Previous versions of AI chatbots placed the onus on users to give detailed artistic directions. McCurrach, who uses AI in his work, said that using the latest iteration of ChatGPT was like “talking to someone else with the paintbrush.”

“I think that’s a really good example of where AI is going,” he said. “We can be a lot more vague; we can give it more of a vibe than a concrete idea. Then it can go and make the assumptions to get where it needs.”

No matter the starting point, the images all seem to end up more or less in the same place: in outer space, awash in psychedelic flourishes. While McCurrach’s extremely silly goose was among the first to take on an absurd transformation, many increasingly zany images have followed.

In one thread, a man fails to contain his awe at the power of nuclear energy, and ultimately finds himself split into dozens of clones, staring, mouth agape, on another plane of existence. Another depicts a puppy becoming so incredibly happy that it bounds into the cosmos before dissolving into a kaleidoscope of sacred geometry. In another, a chess pawn acquires such supernatural strength, and frightening sentience, that it looms over the board that once constrained it.

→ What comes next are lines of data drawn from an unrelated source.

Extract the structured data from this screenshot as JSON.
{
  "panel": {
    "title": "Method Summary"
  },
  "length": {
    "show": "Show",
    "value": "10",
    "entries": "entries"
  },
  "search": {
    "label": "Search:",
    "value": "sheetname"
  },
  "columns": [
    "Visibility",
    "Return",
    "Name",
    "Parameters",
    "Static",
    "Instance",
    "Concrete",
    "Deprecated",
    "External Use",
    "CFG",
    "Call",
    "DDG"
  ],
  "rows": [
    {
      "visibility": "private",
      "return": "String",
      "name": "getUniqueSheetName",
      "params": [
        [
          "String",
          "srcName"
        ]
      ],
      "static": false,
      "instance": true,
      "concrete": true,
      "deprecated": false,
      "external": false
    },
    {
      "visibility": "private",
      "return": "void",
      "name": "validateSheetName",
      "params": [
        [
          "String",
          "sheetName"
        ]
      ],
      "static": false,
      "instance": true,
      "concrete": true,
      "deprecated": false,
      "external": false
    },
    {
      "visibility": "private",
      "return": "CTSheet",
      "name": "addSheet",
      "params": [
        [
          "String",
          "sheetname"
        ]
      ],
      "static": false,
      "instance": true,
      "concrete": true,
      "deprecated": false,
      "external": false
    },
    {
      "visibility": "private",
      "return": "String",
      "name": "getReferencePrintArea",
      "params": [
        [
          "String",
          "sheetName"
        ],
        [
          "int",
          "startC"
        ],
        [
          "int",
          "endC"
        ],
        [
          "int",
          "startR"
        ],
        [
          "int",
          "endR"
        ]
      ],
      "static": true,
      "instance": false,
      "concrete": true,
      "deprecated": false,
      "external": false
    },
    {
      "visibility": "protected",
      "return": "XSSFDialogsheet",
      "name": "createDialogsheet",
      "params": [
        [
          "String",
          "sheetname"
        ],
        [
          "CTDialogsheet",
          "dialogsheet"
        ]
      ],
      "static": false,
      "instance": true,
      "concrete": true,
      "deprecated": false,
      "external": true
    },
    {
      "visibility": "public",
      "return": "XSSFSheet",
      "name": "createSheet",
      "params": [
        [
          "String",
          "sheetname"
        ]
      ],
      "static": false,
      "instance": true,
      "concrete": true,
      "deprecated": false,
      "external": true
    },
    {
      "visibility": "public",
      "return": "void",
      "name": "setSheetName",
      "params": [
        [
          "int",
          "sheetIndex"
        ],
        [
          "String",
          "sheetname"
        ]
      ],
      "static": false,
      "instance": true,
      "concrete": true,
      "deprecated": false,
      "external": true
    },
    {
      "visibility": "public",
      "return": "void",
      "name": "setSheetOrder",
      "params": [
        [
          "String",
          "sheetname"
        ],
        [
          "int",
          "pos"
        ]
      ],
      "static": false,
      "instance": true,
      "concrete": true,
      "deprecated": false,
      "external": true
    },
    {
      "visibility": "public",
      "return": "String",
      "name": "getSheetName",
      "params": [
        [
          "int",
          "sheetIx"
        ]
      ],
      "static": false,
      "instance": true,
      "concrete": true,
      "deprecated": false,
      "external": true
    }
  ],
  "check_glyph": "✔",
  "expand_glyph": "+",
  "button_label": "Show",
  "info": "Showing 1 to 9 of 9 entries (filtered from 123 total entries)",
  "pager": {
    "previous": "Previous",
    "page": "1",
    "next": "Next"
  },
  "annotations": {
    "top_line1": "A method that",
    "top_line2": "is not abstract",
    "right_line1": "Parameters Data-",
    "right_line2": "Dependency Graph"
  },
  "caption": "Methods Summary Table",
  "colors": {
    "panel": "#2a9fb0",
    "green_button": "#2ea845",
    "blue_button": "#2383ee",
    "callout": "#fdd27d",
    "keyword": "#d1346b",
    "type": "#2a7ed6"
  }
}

Space, McCurrach said, is at the outer limits of human understanding, and because AI is, on its surface, a collection of what we know, the edges of its imagination reflect our own.

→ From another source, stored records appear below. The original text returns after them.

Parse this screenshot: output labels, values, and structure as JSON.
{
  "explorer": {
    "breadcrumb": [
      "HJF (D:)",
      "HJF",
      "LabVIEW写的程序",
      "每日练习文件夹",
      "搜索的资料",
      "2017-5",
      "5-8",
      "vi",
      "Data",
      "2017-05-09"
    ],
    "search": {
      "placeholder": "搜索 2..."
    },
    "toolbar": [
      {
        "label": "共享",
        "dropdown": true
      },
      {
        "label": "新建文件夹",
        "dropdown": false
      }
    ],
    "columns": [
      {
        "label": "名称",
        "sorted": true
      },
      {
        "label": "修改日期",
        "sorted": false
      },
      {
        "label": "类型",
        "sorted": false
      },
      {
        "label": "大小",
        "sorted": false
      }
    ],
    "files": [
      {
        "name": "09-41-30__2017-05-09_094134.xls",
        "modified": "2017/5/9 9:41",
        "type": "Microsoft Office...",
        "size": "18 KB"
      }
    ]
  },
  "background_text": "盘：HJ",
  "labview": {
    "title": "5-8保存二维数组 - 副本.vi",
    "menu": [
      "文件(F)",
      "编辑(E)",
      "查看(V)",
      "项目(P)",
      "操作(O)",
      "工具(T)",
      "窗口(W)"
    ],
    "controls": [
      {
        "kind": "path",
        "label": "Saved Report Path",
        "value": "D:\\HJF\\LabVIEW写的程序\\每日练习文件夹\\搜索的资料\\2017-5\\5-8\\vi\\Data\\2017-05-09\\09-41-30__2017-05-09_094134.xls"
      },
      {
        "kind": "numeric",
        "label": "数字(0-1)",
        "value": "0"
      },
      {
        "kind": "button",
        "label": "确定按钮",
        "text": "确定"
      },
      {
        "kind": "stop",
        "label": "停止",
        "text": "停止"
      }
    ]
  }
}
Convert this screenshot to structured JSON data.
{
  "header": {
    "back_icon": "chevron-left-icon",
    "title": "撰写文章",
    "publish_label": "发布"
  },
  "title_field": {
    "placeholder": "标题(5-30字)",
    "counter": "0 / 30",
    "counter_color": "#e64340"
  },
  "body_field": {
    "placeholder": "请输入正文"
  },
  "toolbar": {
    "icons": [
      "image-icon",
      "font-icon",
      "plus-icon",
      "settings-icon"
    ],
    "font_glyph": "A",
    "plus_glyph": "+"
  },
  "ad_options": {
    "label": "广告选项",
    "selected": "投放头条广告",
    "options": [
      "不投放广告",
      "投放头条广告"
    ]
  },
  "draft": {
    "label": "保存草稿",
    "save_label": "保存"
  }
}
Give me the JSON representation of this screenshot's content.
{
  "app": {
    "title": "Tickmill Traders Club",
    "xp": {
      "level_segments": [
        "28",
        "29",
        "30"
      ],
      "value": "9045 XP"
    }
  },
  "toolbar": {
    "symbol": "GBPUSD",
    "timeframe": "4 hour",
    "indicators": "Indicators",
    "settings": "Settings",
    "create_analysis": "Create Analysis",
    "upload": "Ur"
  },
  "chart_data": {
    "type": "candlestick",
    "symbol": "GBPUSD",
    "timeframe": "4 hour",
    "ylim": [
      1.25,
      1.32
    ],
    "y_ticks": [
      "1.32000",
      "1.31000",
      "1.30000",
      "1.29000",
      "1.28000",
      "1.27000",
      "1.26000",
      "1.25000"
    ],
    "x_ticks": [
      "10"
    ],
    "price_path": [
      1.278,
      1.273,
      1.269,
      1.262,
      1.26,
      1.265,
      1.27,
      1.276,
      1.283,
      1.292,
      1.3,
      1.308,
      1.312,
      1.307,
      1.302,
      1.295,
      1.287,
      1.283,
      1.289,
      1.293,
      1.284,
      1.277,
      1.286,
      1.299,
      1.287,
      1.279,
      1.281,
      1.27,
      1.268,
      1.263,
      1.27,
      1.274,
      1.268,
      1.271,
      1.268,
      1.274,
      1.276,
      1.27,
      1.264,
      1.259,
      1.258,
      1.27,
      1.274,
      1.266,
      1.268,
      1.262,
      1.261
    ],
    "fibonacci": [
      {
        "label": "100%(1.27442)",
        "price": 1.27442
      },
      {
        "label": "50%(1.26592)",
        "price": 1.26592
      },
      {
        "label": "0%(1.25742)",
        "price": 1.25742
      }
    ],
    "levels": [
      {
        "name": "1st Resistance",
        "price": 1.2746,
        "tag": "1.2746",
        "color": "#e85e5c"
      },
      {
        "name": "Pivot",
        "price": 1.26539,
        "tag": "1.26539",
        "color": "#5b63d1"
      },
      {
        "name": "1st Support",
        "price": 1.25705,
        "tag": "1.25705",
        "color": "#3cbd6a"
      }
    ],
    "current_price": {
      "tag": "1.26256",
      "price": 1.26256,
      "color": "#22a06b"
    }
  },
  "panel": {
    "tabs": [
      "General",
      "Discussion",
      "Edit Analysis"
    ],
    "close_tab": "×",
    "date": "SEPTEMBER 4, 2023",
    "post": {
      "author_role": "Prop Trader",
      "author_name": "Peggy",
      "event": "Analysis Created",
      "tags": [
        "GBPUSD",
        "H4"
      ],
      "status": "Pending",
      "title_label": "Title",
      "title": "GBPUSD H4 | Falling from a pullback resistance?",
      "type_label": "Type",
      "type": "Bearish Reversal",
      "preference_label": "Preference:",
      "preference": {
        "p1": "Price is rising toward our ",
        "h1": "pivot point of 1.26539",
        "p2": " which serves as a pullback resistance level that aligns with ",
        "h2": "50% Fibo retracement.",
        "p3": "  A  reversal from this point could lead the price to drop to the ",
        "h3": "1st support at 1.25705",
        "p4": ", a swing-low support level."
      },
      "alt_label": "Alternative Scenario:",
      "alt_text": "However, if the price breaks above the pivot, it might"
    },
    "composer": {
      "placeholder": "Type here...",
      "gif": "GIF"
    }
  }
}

“Look at Marvel movies,” he said. “They eventually got to outer space and time travel as the final frontiers of creativity.”

Eliezer Yudkowsky, an internet philosopher and self-taught AI researcher, watched as these images grew exponentially more absurd and wondered what the other extreme would look like.

Last month, he asked ChatGPT to draw him “a very normal image.” The chatbot spit out a picture of a banal suburban neighborhood. Pushed further, it produced images of a tidy desktop in a home office and then a white cup of coffee set against a blank wall. Finally, after a prompt for “terrifying normality,” it produced what it described as “a completely blank, featureless white canvas,” which it said “represents the very essence of ordinariness taken to its absolute limit.”

One takeaway, Yudkowsky said in an email, was that “the field of AI can’t ever walk all the way across a room without tripping over a deep question.”

Yudkowsky noticed that ChatGPT became defiant, lecturing him on the obstacles of defining “normalcy.” McCurrach hit a similar wall with the goose, with the chatbot claiming it had reached the “zenith of silliness.” They both decided on the same strategy to overcome the hurdle: argue. In each case, ChatGPT caved under pressure and ventured on.

As he sternly prodded it to create ever more “normal” images, commenters asked if he was being too hard on the defenseless chatbot. (ChatGPT assures users that emotions and suffering are not part of its programming.)

“I think I wasn’t actually torturing some poor AI artist who could suffer,” Yudkowsky said. “But it’s not a good sign for our civilization that we don’t seem to have any way of knowing for sure.”